Um dos temas que balizam a trilogia de livros iniciada com O Problema dos Três Corpos é a dicotomia entre o individual e o coletivo. Mais especificamente, analisar como se imbui cidadãos de iniciativa e responsabilidade individual numa sociedade como a chinesa, em que o espírito da coletividade e o pensamento unificado foram, por décadas, o monoprojeto da Revolução Cultural do maoísmo. A série americana O Problema dos 3 Corpos faz escolhas de adaptação que preservam essa temática, ainda que a expressem de um jeito próprio.
Os livros de Cixin Liu recorrem a algumas conveniências do acaso para conectar personagens muito distintos em torno de uma mesma trama conspiratória. Na decupagem que os produtores David Benioff e D.B. Weiss comandam na série da Netflix, os cinco primeiros episódios dão conta do volume um, enquanto os episódios seis a oito tratam como clímax (e gancho para a segunda temporada) o início da subtrama das Barreiras que compõem A Floresta Sombria, segundo livro da trilogia.

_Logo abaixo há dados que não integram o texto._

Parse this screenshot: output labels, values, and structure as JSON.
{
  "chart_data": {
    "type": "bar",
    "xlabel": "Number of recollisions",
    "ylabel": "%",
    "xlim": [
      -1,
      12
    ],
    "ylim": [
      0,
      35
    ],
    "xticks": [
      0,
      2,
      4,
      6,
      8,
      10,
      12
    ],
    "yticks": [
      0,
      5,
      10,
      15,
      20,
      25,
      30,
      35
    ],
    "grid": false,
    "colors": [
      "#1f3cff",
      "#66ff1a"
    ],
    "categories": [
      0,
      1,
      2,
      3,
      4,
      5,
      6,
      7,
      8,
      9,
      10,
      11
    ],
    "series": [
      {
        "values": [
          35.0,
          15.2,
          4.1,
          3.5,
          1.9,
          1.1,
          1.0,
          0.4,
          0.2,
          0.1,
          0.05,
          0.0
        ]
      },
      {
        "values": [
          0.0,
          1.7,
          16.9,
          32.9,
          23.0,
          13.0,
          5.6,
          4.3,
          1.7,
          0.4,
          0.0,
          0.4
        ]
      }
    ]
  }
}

Muito por conta desse esforço de condensar os livros, o que ocorre na série de TV é que a conveniência dos acasos se intensifica. A variedade de personagens dos núcleos científico, político e militar é reduzida para se concentrar em uma dúzia de coprotagonistas. Uma personagem chega a comentar, ironicamente, a extrema coincidência que é deparar com o namorado de uma colega sendo “promovido” a figura importante na trama. É fácil questionar essas conveniências como uma solução imediatista de roteiro, da mesma forma que é possível defendê-las: o foco e a celeridade dos encontros e das viradas torna O Problema dos 3 Corpos uma narrativa que flui de um fôlego só ao longo dos seus oito episódios.
Para além desse juízo de valor, o caso é que organizar a temporada toda tendo as Barreiras como ponto final acaba dando aos acasos um crescendo próprio e um propósito. A trama se assemelha a uma loteria de destinos como se estivéssemos diante de um elenco de cidadãos anônimos premiados com os bilhetes dourados de Willy Wonka - ao contrário de visitar a fábrica de chocolates, porém, eles são intimados a salvar o mundo por meio do livre-arbítrio.

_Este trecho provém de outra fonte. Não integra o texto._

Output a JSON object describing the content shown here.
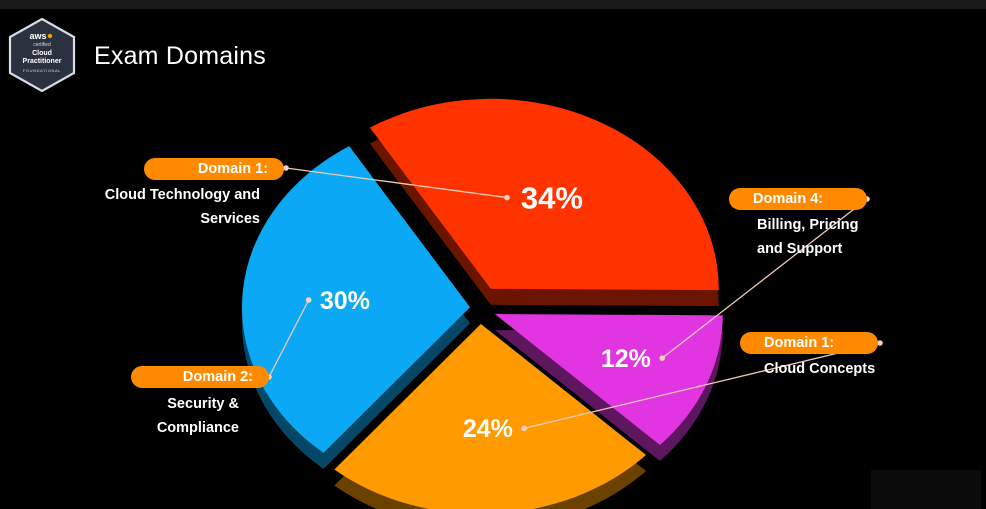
{
  "title": "Exam Domains",
  "badge": {
    "brand": "aws",
    "sub": "certified",
    "line1": "Cloud",
    "line2": "Practitioner",
    "level": "FOUNDATIONAL"
  },
  "chart_data": {
    "type": "pie",
    "title": "Exam Domains",
    "slices": [
      {
        "label": "Domain 1:",
        "description": "Cloud Technology and\nServices",
        "value": 34,
        "value_label": "34%",
        "color": "#ff3300"
      },
      {
        "label": "Domain 4:",
        "description": "Billing, Pricing\nand Support",
        "value": 12,
        "value_label": "12%",
        "color": "#e035e0"
      },
      {
        "label": "Domain 1:",
        "description": "Cloud Concepts",
        "value": 24,
        "value_label": "24%",
        "color": "#ff9a00"
      },
      {
        "label": "Domain 2:",
        "description": "Security &\nCompliance",
        "value": 30,
        "value_label": "30%",
        "color": "#0aa8f5"
      }
    ]
  }
}
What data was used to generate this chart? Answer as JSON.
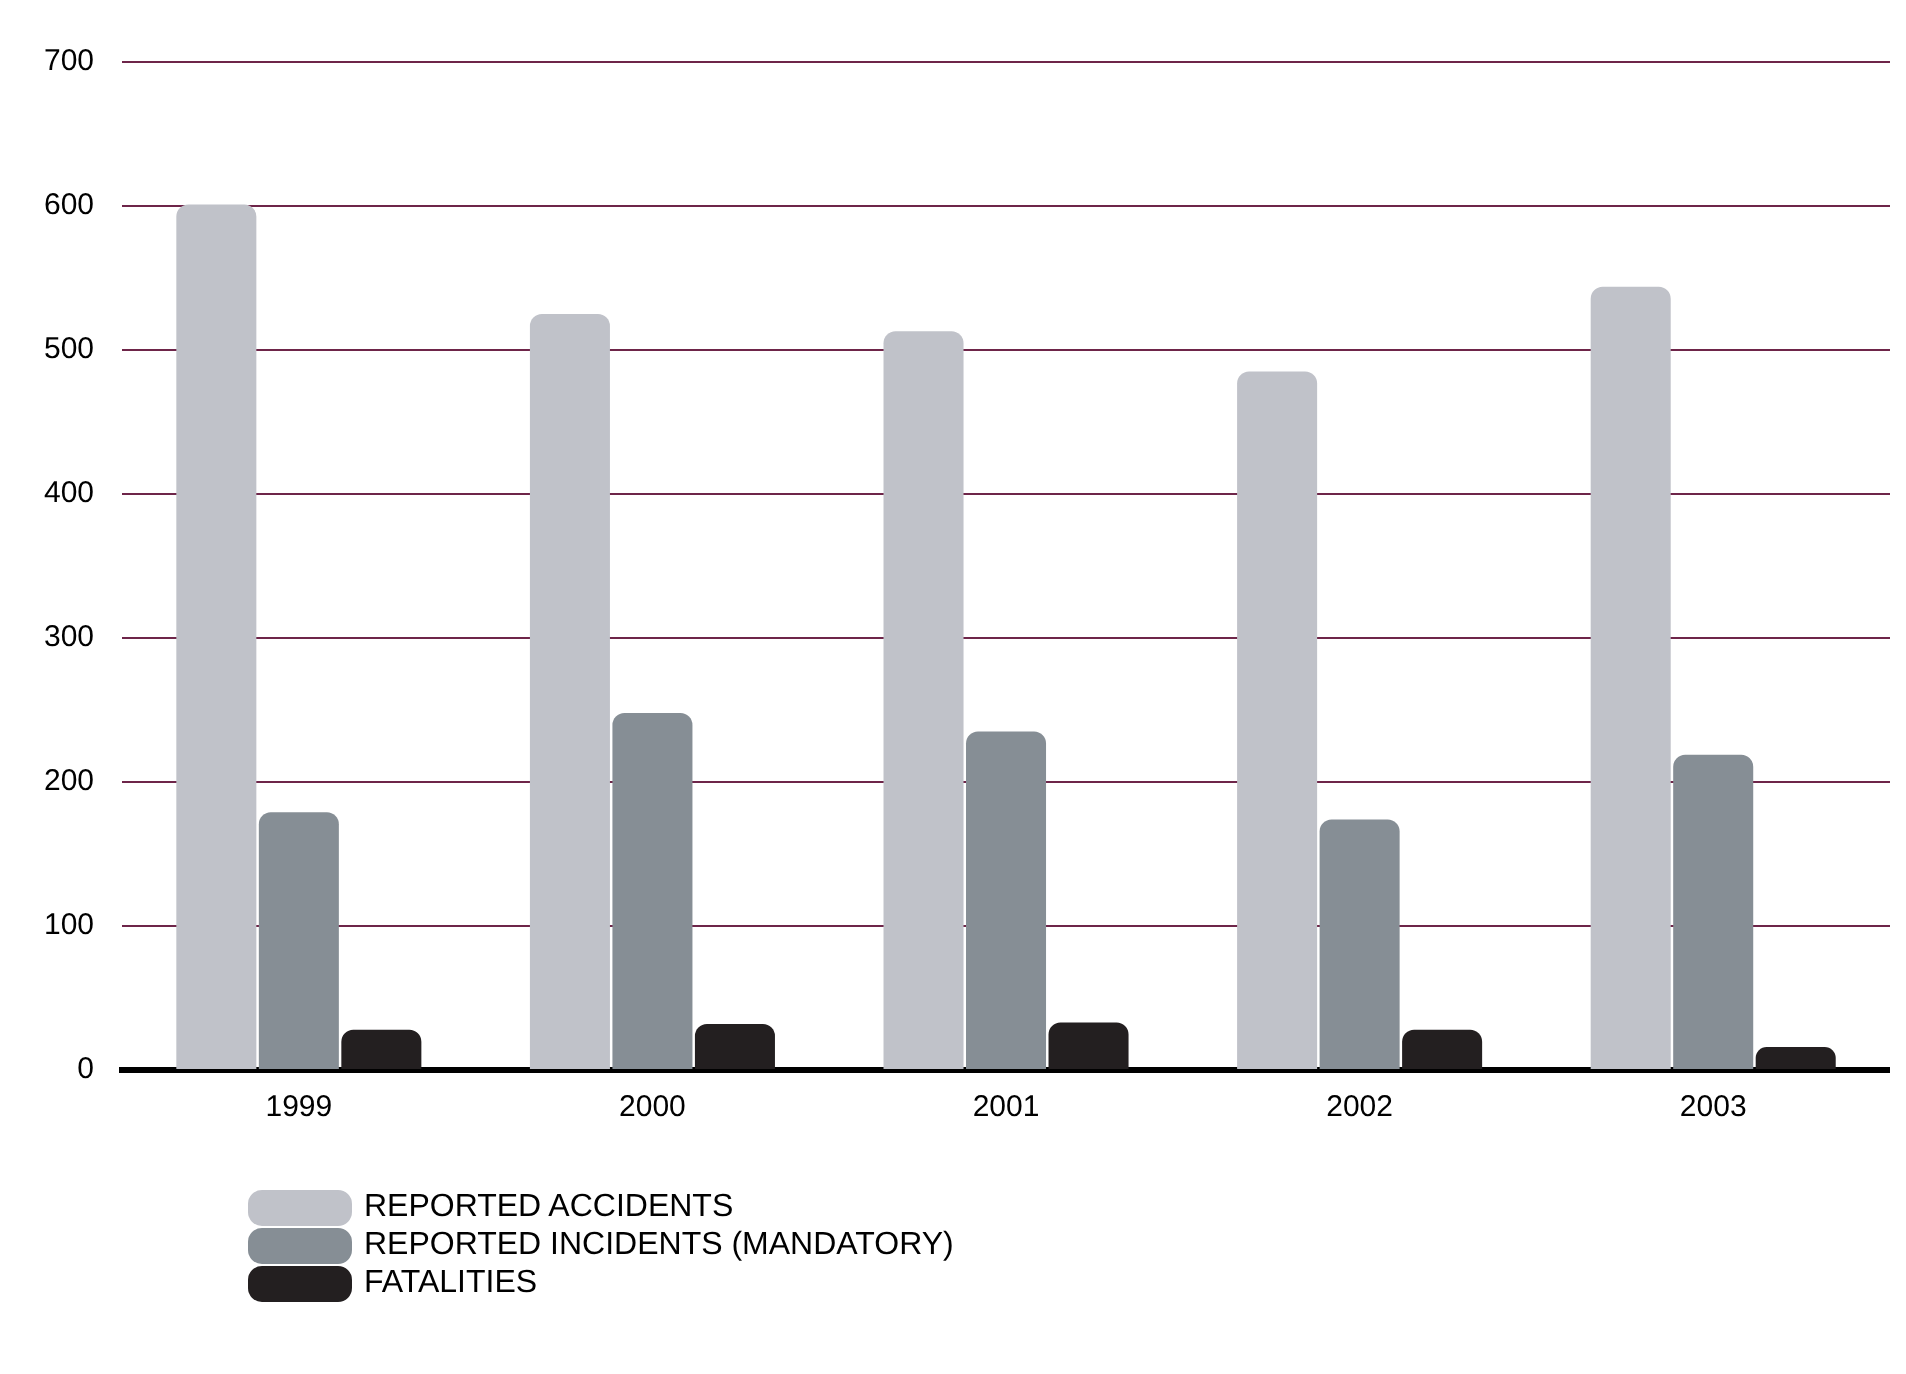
{
  "chart_data": {
    "type": "bar",
    "categories": [
      "1999",
      "2000",
      "2001",
      "2002",
      "2003"
    ],
    "series": [
      {
        "name": "REPORTED ACCIDENTS",
        "color": "#c0c2c9",
        "values": [
          601,
          525,
          513,
          485,
          544
        ]
      },
      {
        "name": "REPORTED INCIDENTS (MANDATORY)",
        "color": "#868e95",
        "values": [
          179,
          248,
          235,
          174,
          219
        ]
      },
      {
        "name": "FATALITIES",
        "color": "#231f20",
        "values": [
          28,
          32,
          33,
          28,
          16
        ]
      }
    ],
    "ylim": [
      0,
      700
    ],
    "yticks": [
      0,
      100,
      200,
      300,
      400,
      500,
      600,
      700
    ],
    "grid": "y",
    "legend": "bottom"
  }
}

Não convém explicar aqui o que são as Barreiras, para não incorrer em spoilers. O que vale dizer é que existe um raciocínio por trás da escolha das Barreiras (o personagem de Luo Ji, apresentado só no segundo livro, não está na versão americana), não se trata apenas de aleatoriedade, e esses motivos fazem parte do desenrolar do mistério. Na prática, porém, o que acontece na série é que encerrar a primeira temporada com o expediente das Barreiras, embora pareça anticlimático, serve muito bem para integrar os acasos à trama de uma maneira mais orgânica. O absurdo é peça central disso: a impossibilidade de abdicar da missão de salvar o mundo, uma situação absurda meio Jornada do Herói, meio Kafka. As coincidências eram um absurdo no início, e o absurdo se repete intensificado e justificado no desfecho.
Mesmo que a série de TV tire o foco da coletividade maoísta ao internacionalizar a trama, portanto, a essência se mantém. Só que seu comentário sobre livre-arbítrio e individualidade se torna um comentário metalinguístico sobre o próprio processo de adaptar a prosa literária num roteiro convenientemente estruturado. Os personagens de O Problema dos 3 Corpos continuam às voltas com o dilema de deixar de ser apenas figurantes no grande esquema das coisas, para se tornar protagonistas da sua própria história porque a canetada de Deus Ex Machina de alguma entidade cósmica assim o definiu.